After all, he’d had a busy day attending toddler groups, drinking coffee and chatting to other parents. Well that is how it felt, if I’m being brutally honest. It felt as though as the “stay-at-home parent” he had cherry-picked all the best parts of raising our little darlings, while I was left to do the grunt work… after I’d paid the bills and spent half the night breastfeeding!

Overhauling outdated stereotypes

I don’t have all the answers for how to overcome these issues. However, I have stopped trying to be superwoman and learnt how to ask for help. I pay a cleaner to come once a week, do my supermarket shopping via an app on my phone, never iron any clothes and (shock horror) sometimes send the girls off to school in the pinafore they had on the day before and shoes that haven’t been polished.
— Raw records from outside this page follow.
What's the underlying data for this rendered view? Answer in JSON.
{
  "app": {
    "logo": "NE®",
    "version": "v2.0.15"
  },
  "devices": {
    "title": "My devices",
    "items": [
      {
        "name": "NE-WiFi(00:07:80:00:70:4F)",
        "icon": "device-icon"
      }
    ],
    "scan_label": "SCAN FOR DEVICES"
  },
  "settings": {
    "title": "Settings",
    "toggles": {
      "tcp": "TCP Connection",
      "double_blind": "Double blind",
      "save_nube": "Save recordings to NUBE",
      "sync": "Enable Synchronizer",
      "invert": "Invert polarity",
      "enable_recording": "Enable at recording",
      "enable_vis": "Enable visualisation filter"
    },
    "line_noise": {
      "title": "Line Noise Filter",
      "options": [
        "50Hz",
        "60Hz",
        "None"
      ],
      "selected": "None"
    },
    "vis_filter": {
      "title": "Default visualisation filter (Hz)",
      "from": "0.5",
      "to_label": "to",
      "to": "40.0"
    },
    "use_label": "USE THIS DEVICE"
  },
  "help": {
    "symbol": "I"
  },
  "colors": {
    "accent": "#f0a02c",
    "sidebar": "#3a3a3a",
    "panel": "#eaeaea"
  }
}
I prioritise and communicate. I’m learning a few mummy “hacks”, I cut every corner possible and empower my children to do simple chores themselves (although I am not beyond yelling at them to open their mouths whilst I frantically swish the toothbrush around before pushing them out the door to go to school).

I make fish fingers for tea, rather than something more ambitious/nutritious that my children will turn their noses up at. The school makes excellent cooked meals for their lunch so a straightforward, crowd-pleaser at dinner time is fine.

Ours unfortunately is a pioneering generation and hence, it is our marriages being put to the test. Not that this is an excuse for the dinosaurs out there. Working fathers need to step up to the plate, and parents raising boys need to teach them (through doing) that men and women are equally responsible for running a household.

Change is also needed in the workplace. The Modern Family Index blames outdated workplace cultures and stereotypes for failing to keep up with women’s professional strides. It suggests employers could do their part to ease the load.

“The fact is that for most employers, much of their most valuable talent in the workplace is playing double duty as manager of family life as well,” notes Bright Horizons CHRO Maribeth Bearfield.

“By creating environments where men are encouraged and valued for taking advantage of work/life supports as well, workplaces can start to catch up with the culture this generation of working families demands.”

MFI17-3_breadwinners

It started with a divorce…

It took the breakdown of my marriage to open my eyes to a what I believe is a growing problem for marriage and society: the curse of the breadwinner wife.

Women are now the main breadwinner in nearly half of UK households. Yet statistically, those marriages in which women earn more than their husbands are more doomed to failure.

It’s not simply that men can’t stomach the emasculation or that women are feeling stretched and resentful. Although these are common themes I hear and read about time and time again.

I started this blog in an effort to explore the challenges facing female breadwinners. I hope it will offer insight, support and comfort for those out there who are breaking the mould but feel society is pitted against them.